Let $ v \in V $ where $ ST(v) = 0 $ and $ T(v) = w $. First, $ S(w) = 0 $ iff $ w \in \operatorname{null} S $ iff $ w = 0 $. Then, $ T(v) = 0 $ iff $ v \in \operatorname{null} T $ iff $ v = 0 $. Hence, $ ST(v) = 0 $ iff $ v = 0 $, meaning $ \operatorname{null} ST = \{0\} $.

Therefore, $ ST $ is injective and invertible.

10. Suppose $ V $ is finite-dimensional and $S,T \in \mathcal L(V) $. Prove that $ST = I$ iff $ TS = I $.
Assume $ ST = I $. Let $v_0, v_1 \in V$ where $T(v_0) = v_1$. By assumption, it must be true that $S(v_1) = v_0$. Thus, $TS(v_1) = v_1$, and $TS = I$. We can apply analogous logic in the reverse direction.

16. Suppose $ V $ is finite-dimensional and $ T \in \mathcal L(V) $. Prove that T is a scalar multiple of the identity iff $ ST = TS $ for every $ S \in \mathcal L(V) $.

For the forward direction, we assume that $ T $ is a scalar multiple of the identity, i.e. $ T = \lambda I $ for some $ \lambda \in F $.

Thus, $ (TS)(v) = T(S(v)) = \lambda * S(v) = S(\lambda v) = S(T(v)) = (ST)(v) $. where the third equality comes from the homogeneity property of linear maps.

For the reverse direction, we take a more arduous path.

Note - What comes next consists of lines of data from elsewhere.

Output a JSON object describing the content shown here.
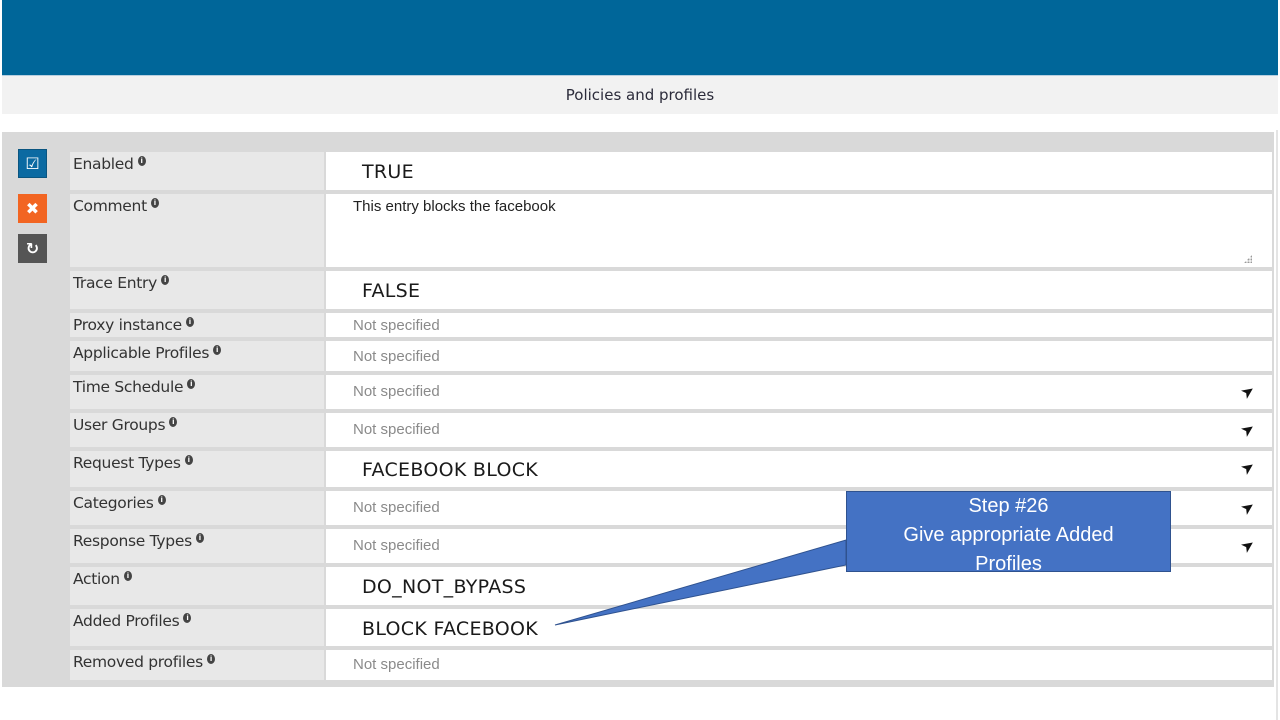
{
  "header": {
    "title": "Policies and profiles"
  },
  "side_buttons": {
    "save": {
      "icon": "checkbox-icon",
      "glyph": "☑"
    },
    "cancel": {
      "icon": "close-icon",
      "glyph": "✖"
    },
    "reset": {
      "icon": "undo-icon",
      "glyph": "↻"
    }
  },
  "info_glyph": "i",
  "plane_glyph": "➤",
  "fields": [
    {
      "label": "Enabled",
      "value": "TRUE"
    },
    {
      "label": "Comment",
      "value": "This entry blocks the facebook"
    },
    {
      "label": "Trace Entry",
      "value": "FALSE"
    },
    {
      "label": "Proxy instance",
      "value": "Not specified"
    },
    {
      "label": "Applicable Profiles",
      "value": "Not specified"
    },
    {
      "label": "Time Schedule",
      "value": "Not specified"
    },
    {
      "label": "User Groups",
      "value": "Not specified"
    },
    {
      "label": "Request Types",
      "value": "FACEBOOK BLOCK"
    },
    {
      "label": "Categories",
      "value": "Not specified"
    },
    {
      "label": "Response Types",
      "value": "Not specified"
    },
    {
      "label": "Action",
      "value": "DO_NOT_BYPASS"
    },
    {
      "label": "Added Profiles",
      "value": "BLOCK FACEBOOK"
    },
    {
      "label": "Removed profiles",
      "value": "Not specified"
    }
  ],
  "callout": {
    "line1": "Step #26",
    "line2": "Give appropriate Added",
    "line3": "Profiles",
    "color": "#4472c4"
  },
  "colors": {
    "topbar": "#006699",
    "save": "#0b6aa2",
    "cancel": "#f26522",
    "reset": "#555555"
  }
}
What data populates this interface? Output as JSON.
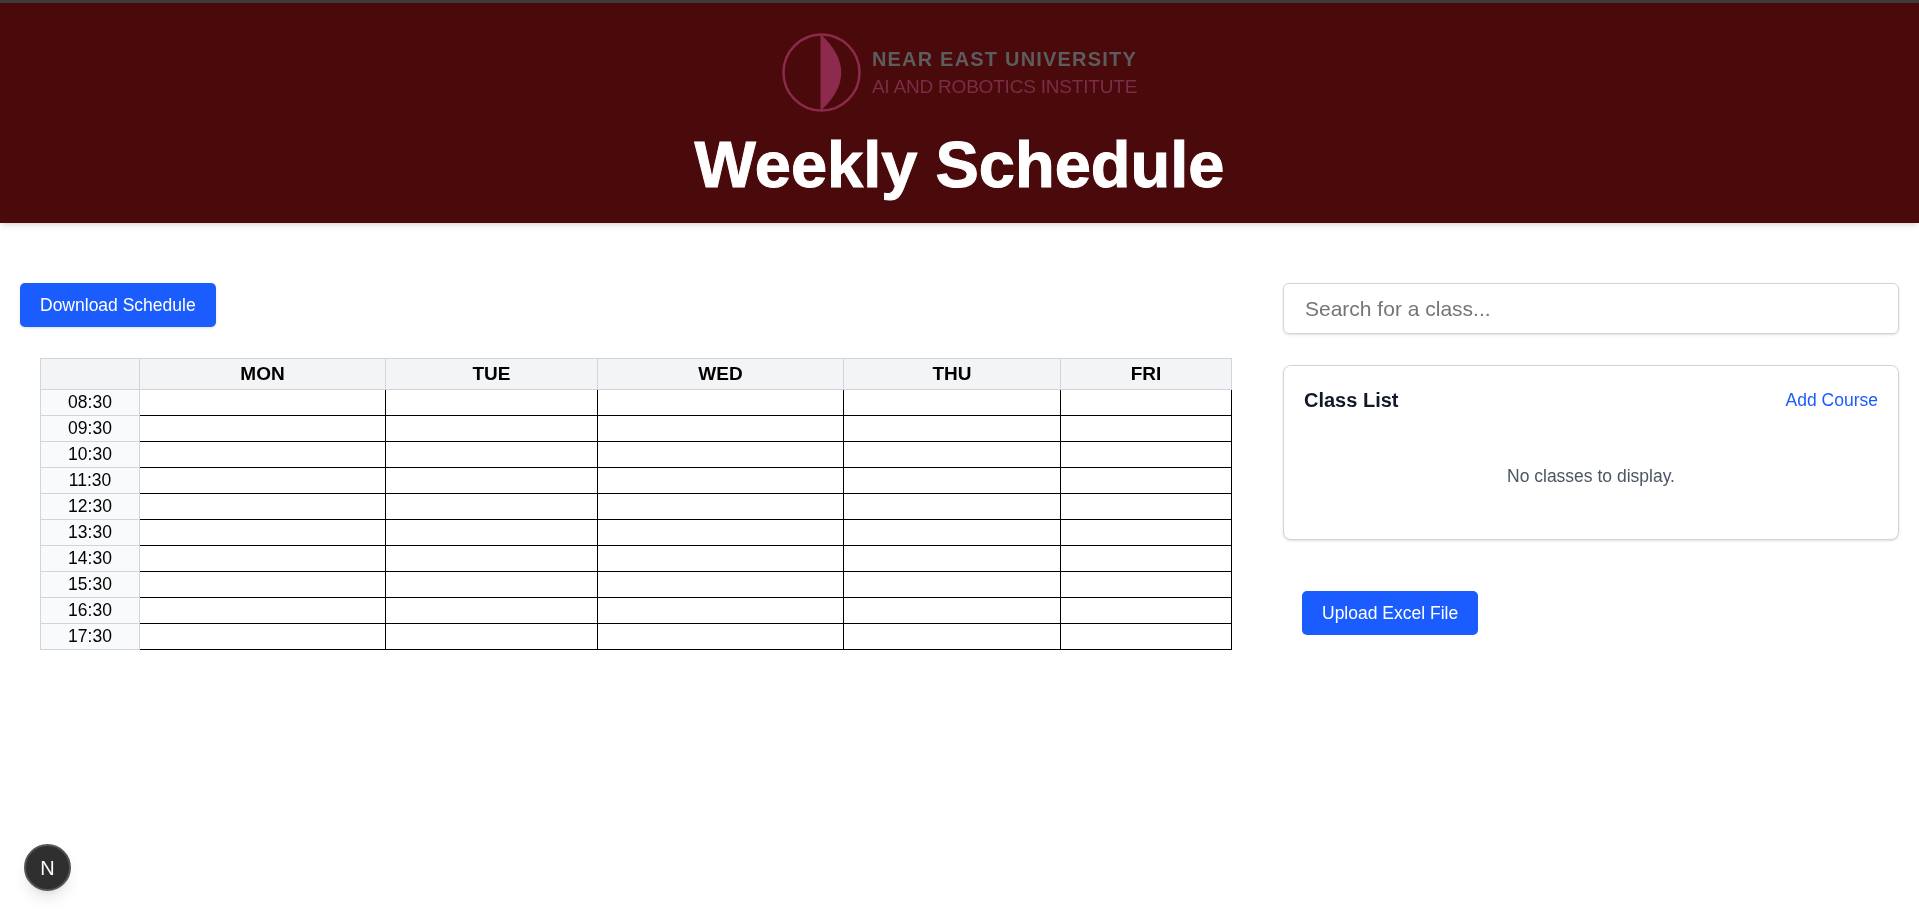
{
  "header": {
    "logo": {
      "line_1": "NEAR EAST UNIVERSITY",
      "line_2": "AI AND ROBOTICS INSTITUTE"
    },
    "title": "Weekly Schedule"
  },
  "download_button": "Download Schedule",
  "schedule": {
    "columns": [
      "MON",
      "TUE",
      "WED",
      "THU",
      "FRI"
    ],
    "rows": [
      "08:30",
      "09:30",
      "10:30",
      "11:30",
      "12:30",
      "13:30",
      "14:30",
      "15:30",
      "16:30",
      "17:30"
    ]
  },
  "search": {
    "placeholder": "Search for a class..."
  },
  "class_list": {
    "title": "Class List",
    "action": "Add Course",
    "empty_message": "No classes to display."
  },
  "upload_button": "Upload Excel File",
  "dev_indicator": "N"
}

Assume that $ ST = TS $ for every $ S \in \mathcal L(V) $.

First, we show that $ (v, T(v)) $ is a linearly dependent list. Assume that $ (v, T(v)) $ is linearly independent. Then we can extend $ (v, T(v)) $ to a basis, $ (v, T(v), u_1, …, u_n) $. Let $ S $ be the linear map defined as $S(av + bT(v) + c_1 u_1 + \dots + c_n u_n) = bv $. Thus, $S(v + T(v)) = v$ but $S(v + T(v)) = S(v) + S(T(v)) = 0 + T(S(v)) = 0 + T(0) = 0 $. This gives us a contradiction since $T$ is assumed to be linearly independent but supposedly $ v = 0 $. Thus, $ (v, T(v)) $ must be linearly dependent for all $ v \in V $.

While we now know that $ T(v) = a_v * v $ for some $ a_v \in F $, we still have to show that $ a_v $ isn’t dependent on the value of $ v $.

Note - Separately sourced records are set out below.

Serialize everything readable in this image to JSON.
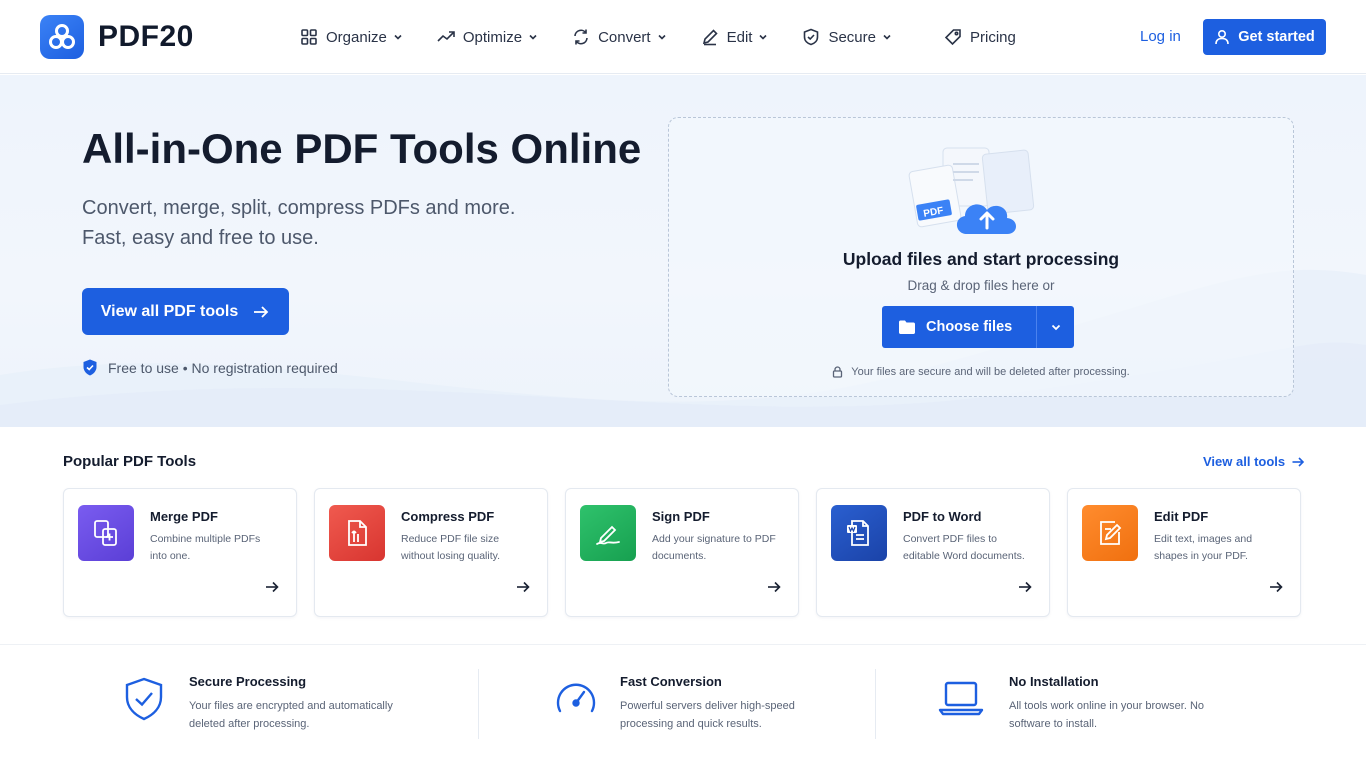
{
  "brand": {
    "name": "PDF20"
  },
  "nav": {
    "items": [
      {
        "label": "Organize",
        "icon": "grid-icon",
        "has_dropdown": true
      },
      {
        "label": "Optimize",
        "icon": "trend-icon",
        "has_dropdown": true
      },
      {
        "label": "Convert",
        "icon": "refresh-icon",
        "has_dropdown": true
      },
      {
        "label": "Edit",
        "icon": "pencil-icon",
        "has_dropdown": true
      },
      {
        "label": "Secure",
        "icon": "shield-check-icon",
        "has_dropdown": true
      },
      {
        "label": "Pricing",
        "icon": "tag-icon",
        "has_dropdown": false
      }
    ],
    "login": "Log in",
    "get_started": "Get started"
  },
  "hero": {
    "title": "All-in-One PDF Tools Online",
    "subtitle_line1": "Convert, merge, split, compress PDFs and more.",
    "subtitle_line2": "Fast, easy and free to use.",
    "cta": "View all PDF tools",
    "free_note": "Free to use • No registration required"
  },
  "upload": {
    "art_badge": "PDF",
    "title": "Upload files and start processing",
    "subtitle": "Drag & drop files here or",
    "choose_button": "Choose files",
    "secure_note": "Your files are secure and will be deleted after processing."
  },
  "tools": {
    "heading": "Popular PDF Tools",
    "view_all": "View all tools",
    "items": [
      {
        "title": "Merge PDF",
        "desc": "Combine multiple PDFs into one.",
        "icon": "merge-icon",
        "color": "#6a4fe0"
      },
      {
        "title": "Compress PDF",
        "desc": "Reduce PDF file size without losing quality.",
        "icon": "compress-icon",
        "color": "#e5403d"
      },
      {
        "title": "Sign PDF",
        "desc": "Add your signature to PDF documents.",
        "icon": "signature-icon",
        "color": "#1fae5b"
      },
      {
        "title": "PDF to Word",
        "desc": "Convert PDF files to editable Word documents.",
        "icon": "word-doc-icon",
        "color": "#1f4fbf"
      },
      {
        "title": "Edit PDF",
        "desc": "Edit text, images and shapes in your PDF.",
        "icon": "edit-doc-icon",
        "color": "#f57c1f"
      }
    ]
  },
  "features": [
    {
      "title": "Secure Processing",
      "desc": "Your files are encrypted and automatically deleted after processing.",
      "icon": "shield-check-icon"
    },
    {
      "title": "Fast Conversion",
      "desc": "Powerful servers deliver high-speed processing and quick results.",
      "icon": "speedometer-icon"
    },
    {
      "title": "No Installation",
      "desc": "All tools work online in your browser. No software to install.",
      "icon": "laptop-icon"
    }
  ],
  "colors": {
    "primary": "#1d5fe0",
    "text": "#141c2e",
    "muted": "#5a6477"
  }
}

Assume that we have $ v, w \in V $ and $ a_v, a_w \in F $ where $ T(v) = a_v v $ and $ T(w) = a_w w $. We want to show that $ a_v = a_w $ regardless of the values of $ v $ and $ w $.

First, we do this for the case where $ v $ and $ w $ are linearly dependent. In this case, we know that $ bw = v $ for some $ b \in F $. Thus, we have

$$ \begin{eqnarray} a_v v & = & T(v) \\\\ & = & T(bw) \\\\ & = & bT(w) \\\\ & = & b a_w w \\\\ & = & a_w b w \\\\ & = & a_w v. \end{eqnarray} $$

Second, we do this for the case where $ v $ and $ w $ are linearly independent. Assume that $ T(v+w) = a_{v+w} (v+w) $ and note that we know that $ a_0 v + a_1 w = 0 $ implies $ a_0 = a_w = 0 $. So, we have

$$ T(v + w) = a_{v+w} (v+w) $$

but also

$$ T(v + w) = T(v) + T(w) = a_v v + a_w w, $$

which implies

$$ a_v v + a_w w = a_{v+w} v + a_{v+w} w. $$

Hence,

$$ (a_v - a_{v+w}) v + (a_w - a_{v+w}) w = 0. $$

And since $ a_v, a_w $ is linearly independent, $ a_v = a_{v+w} = a_w $.

Thus, $ a_v = a_w $ for all $ v, w \in V $ and therefore $ T $ is a scalar multiple of the identity map.